Directed by: Richard Kelly
Premise: A married couple (James Marsden and Cameron Diaz) with financial troubles receives a box from a mysterious visitor (Frank Langella). Pressing the button on the box will give them a million dollars but it will also cause the death of some person unknown to the couple.
What Works: The first act of The Box is very well done. The film sets up a couple with a credible relationship, both in their love for each other but also in their flaws, and the choice facing them has the potential for a great story. Frank Langella does a great job as the strange salesman and sells the Twilight Zone-like premise of the story.
What Doesn’t: The Box suffers from a second act that runs all over the place with no focus or narrative goal. Instead of making the climax of the story the decision about whether or not to push the button, that decision gets made right away and the film then goes off on tangents about extraterrestrials or the supernatural, although it is never quite clear just what is powering the box or its peddler.
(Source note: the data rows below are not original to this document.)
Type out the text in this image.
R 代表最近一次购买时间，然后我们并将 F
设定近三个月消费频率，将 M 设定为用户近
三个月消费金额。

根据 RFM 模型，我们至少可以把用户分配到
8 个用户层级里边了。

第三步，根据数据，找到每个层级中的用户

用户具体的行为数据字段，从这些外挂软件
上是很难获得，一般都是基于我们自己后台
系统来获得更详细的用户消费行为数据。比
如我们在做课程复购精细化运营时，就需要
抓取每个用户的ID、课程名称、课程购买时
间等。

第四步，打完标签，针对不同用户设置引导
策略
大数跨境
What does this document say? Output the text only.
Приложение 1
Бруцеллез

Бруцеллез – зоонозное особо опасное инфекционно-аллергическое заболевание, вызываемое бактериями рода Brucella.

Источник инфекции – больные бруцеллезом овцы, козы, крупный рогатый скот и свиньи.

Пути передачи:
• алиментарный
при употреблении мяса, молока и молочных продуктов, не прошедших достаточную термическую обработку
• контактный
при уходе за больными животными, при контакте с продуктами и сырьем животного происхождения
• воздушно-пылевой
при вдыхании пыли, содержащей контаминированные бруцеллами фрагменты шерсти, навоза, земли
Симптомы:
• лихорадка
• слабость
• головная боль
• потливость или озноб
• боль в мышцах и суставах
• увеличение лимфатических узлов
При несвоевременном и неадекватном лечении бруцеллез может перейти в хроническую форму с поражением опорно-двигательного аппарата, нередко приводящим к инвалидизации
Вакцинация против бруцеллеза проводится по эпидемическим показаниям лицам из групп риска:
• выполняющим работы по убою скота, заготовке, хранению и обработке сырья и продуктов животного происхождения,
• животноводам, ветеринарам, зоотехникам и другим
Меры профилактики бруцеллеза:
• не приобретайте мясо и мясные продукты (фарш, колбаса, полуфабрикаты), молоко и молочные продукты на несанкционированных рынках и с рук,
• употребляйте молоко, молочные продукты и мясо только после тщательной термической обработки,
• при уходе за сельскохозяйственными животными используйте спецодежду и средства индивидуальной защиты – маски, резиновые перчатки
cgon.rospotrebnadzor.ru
In a desperate attempt to make things unnecessarily complex, the film takes unneeded and incoherent twists and turns until it finally arrives at a climax that is so removed from the initial premise of the story that it seems like a completely different movie. The Box demonstrates a considerable amount of influence from the Saw films, but what The Box ignores is how to tie the flaws of the characters into the designs of the villain. There does not seem to be any purpose to this either on the side of villain’s motives or in what the heroes of the story have to learn about themselves and each other. In addition to the narrative problems, some of the filmmaking is weak, especially in the sound editing and the music score, which is so overbearing that it is likely to snap viewers out of the film.
Bottom Line: The Box is a waste of a good premise. Although it has a promising start, the story falls apart halfway through and never recovers.